For timing, you can use the Bash test harness you developed in week 5, or you can do your timings from R or Python if you prefer. Regardless of the language, ensure that you compute the average time it takes to perform the query as described above.

You can run your test harness manually for each experiment, and manually retrieve the number of distinct values for step 4 above. That’s just fine. But you can also automate the whole process; some hints for doing so are below. Be careful when running your test harness, as in the end you want just one row in your CSV file per experiment. Don’t get hung up on automating the experiments; that’s not a requirement.

Once you have your data, load it in Jupyter or RStudio and create a log-log scatter plot of the number of distinct index values (X axis) versus query time (Y axis). (Results will be difficult to see if both axes are not logarithmic.) If all goes well, your plot should resemble something like this:

Recall that num_distinct_values = 1, the leftmost point on your scatter plot, corresponds to using no index at all.

Finally,

Answer these questions:
- What relationship do you observe?

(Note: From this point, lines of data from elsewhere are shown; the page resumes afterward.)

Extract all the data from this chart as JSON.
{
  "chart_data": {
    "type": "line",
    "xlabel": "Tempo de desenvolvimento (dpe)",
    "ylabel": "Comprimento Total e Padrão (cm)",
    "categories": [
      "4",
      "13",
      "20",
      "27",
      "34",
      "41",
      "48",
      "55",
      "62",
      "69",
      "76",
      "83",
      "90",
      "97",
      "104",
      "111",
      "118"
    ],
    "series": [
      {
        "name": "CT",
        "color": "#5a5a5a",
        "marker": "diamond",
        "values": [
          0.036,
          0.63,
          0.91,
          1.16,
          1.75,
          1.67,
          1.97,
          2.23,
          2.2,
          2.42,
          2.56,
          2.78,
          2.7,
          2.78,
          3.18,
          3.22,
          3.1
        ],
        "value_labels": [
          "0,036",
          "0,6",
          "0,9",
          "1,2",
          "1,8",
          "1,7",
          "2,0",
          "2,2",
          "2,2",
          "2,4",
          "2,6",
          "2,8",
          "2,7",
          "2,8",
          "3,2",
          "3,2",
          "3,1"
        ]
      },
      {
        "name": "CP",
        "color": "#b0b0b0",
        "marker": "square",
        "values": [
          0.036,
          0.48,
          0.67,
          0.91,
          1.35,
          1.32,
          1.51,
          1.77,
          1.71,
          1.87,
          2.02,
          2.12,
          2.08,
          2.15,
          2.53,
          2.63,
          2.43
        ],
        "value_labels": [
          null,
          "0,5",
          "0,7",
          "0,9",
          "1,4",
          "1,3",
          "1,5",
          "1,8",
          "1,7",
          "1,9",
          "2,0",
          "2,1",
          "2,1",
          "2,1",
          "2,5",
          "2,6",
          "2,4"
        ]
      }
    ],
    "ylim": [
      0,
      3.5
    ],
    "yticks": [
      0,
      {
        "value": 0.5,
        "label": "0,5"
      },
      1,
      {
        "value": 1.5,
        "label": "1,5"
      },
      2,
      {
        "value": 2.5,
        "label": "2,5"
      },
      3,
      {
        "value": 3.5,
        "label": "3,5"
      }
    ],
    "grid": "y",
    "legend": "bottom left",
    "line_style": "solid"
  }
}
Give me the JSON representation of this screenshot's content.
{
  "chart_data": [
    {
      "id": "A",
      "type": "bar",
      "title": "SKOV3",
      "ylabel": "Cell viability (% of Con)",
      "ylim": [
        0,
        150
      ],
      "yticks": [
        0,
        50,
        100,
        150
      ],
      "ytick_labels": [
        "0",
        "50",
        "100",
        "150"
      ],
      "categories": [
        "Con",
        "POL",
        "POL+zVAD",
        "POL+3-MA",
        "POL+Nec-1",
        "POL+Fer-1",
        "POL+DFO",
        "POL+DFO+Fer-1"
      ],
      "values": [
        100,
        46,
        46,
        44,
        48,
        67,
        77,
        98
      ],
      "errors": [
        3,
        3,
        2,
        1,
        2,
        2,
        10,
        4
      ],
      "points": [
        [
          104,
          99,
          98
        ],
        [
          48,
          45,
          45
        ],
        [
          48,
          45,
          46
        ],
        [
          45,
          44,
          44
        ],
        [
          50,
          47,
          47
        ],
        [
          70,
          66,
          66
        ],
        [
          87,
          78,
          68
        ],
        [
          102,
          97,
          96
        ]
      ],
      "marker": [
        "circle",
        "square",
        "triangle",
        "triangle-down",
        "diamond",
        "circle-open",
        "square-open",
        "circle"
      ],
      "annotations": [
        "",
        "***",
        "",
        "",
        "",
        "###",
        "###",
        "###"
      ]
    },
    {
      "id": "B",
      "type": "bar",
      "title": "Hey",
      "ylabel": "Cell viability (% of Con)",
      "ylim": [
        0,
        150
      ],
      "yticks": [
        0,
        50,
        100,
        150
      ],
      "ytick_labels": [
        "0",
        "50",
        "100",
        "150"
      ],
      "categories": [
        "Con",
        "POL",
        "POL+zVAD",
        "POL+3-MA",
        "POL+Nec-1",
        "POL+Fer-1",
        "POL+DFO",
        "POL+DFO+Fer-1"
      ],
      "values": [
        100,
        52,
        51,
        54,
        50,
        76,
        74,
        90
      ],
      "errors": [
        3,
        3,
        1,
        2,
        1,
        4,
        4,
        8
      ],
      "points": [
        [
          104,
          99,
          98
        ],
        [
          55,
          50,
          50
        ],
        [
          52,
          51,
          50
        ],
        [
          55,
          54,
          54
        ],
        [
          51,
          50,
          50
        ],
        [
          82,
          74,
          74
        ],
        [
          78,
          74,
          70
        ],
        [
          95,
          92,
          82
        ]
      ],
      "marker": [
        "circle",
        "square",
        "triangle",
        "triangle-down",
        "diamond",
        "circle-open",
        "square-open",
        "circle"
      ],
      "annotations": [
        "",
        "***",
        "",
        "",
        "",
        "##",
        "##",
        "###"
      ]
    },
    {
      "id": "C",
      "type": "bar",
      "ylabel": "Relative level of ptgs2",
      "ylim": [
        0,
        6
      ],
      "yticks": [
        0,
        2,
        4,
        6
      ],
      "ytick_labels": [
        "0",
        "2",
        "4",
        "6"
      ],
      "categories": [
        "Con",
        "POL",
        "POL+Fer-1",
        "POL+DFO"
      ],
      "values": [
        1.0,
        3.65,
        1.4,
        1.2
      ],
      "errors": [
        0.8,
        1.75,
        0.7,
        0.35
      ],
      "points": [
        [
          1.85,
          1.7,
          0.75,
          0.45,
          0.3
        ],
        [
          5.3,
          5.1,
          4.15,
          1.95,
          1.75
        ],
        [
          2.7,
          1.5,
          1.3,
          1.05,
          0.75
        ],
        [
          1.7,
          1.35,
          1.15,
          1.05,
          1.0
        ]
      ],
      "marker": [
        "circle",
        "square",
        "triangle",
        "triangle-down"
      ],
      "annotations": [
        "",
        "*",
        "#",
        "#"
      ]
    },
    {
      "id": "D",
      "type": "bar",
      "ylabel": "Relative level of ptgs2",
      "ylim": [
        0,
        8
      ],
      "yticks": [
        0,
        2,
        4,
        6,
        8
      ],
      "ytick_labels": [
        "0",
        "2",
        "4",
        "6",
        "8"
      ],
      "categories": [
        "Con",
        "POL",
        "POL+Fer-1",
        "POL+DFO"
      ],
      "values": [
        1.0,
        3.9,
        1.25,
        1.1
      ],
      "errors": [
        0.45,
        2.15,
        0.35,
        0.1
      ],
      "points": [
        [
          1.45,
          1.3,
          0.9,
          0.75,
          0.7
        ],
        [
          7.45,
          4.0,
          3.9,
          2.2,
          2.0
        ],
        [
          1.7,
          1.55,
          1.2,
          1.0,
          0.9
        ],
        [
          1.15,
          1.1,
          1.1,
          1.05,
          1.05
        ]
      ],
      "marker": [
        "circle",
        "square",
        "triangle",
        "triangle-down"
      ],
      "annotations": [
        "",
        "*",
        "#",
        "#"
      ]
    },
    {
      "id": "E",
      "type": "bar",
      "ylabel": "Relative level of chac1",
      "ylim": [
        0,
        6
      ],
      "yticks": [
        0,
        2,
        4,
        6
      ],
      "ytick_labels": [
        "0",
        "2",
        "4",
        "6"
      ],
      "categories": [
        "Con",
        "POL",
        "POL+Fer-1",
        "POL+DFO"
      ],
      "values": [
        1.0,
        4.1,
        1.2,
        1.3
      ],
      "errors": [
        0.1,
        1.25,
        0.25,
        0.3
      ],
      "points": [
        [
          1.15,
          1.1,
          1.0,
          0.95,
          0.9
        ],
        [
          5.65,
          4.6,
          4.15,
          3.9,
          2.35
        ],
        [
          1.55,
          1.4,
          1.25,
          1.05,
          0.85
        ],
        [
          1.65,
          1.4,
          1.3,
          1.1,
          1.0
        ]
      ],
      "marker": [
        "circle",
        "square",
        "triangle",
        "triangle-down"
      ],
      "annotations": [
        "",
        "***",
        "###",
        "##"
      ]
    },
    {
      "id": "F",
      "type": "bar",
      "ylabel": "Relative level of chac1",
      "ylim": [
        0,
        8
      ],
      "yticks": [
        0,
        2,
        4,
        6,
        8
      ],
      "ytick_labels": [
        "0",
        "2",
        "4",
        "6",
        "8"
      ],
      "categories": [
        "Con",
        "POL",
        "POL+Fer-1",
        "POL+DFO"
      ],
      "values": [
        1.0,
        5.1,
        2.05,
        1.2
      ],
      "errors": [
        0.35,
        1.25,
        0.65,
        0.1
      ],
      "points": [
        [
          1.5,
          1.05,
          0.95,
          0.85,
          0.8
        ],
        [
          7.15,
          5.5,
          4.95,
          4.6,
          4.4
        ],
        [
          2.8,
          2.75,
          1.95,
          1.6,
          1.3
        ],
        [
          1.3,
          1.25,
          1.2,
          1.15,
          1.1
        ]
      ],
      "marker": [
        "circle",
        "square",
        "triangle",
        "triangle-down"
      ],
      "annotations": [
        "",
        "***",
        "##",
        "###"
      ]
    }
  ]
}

Hypothesize why you see the relationship you do.
- What conclusion do you draw regarding what makes a good index?
Upload all your work: your test harness, your analysis notebook, and your CSV file.

Credit: 100 points

Appendix 1: Modifying your Bash test harness

A few tips on modifying your Bash test harness to make it more useful for this assignment. First, if you find it annoying to have to try different numbers of repetitions to get positive and more precise timings, you can automate your script to try different numbers of repetitions until it achieves something reasonable. Here’s one idea:

num_reps=1
while true; do
    start=$SECONDS
    for _ in $(seq $num_reps); do
        sqlite3 $db_file "$query" >& /dev/null
    done
    end=$SECONDS
    if [ $((end - start)) -gt 5 ]; then
        break
    fi
    echo "Too fast, trying again!"
    num_reps=$((num_reps * 10))
done

This will try 1 repetition, then 10, then 100, etc.

Second, you can gather the number of distinct values by adding an sqlite3 -csv $db_file "$num_values_query" command and saving the output in a variable, and then echoing that variable out to your CSV file along with your other variables.

And third, if you make the column(s) you want to index an argument to your script, you can automate adding and dropping indexes by adding more sqlite3 commands.

Appendix 2: Connecting to SQLite from Python

# %pip install sqlite3

# Connect to the database
import sqlite3
conn = sqlite3.connect("/courses/EDS213/big-fat.sqlite3")
cur = conn.cursor()

# Execute a query
cur.execute("SELECT * FROM Site")
cur.fetchone()

Appendix 3: Connecting to SQLite from R

library(tidyverse)
library(DBI)
library(RSQLite)
library(dbplyr)

# Connect to the big database
conn <- DBI::dbConnect(RSQLite::SQLite(), "/courses/EDS213/big-fat.sqlite3") 

# List the available tables
DBI::dbListTables(conn)

# query using DBI
DBI::dbGetQuery(conn, 'SELECT * FROM Site')

Probably best to not use dbplyr for this assignment as you want control over the query that is submitted and the result that is returned.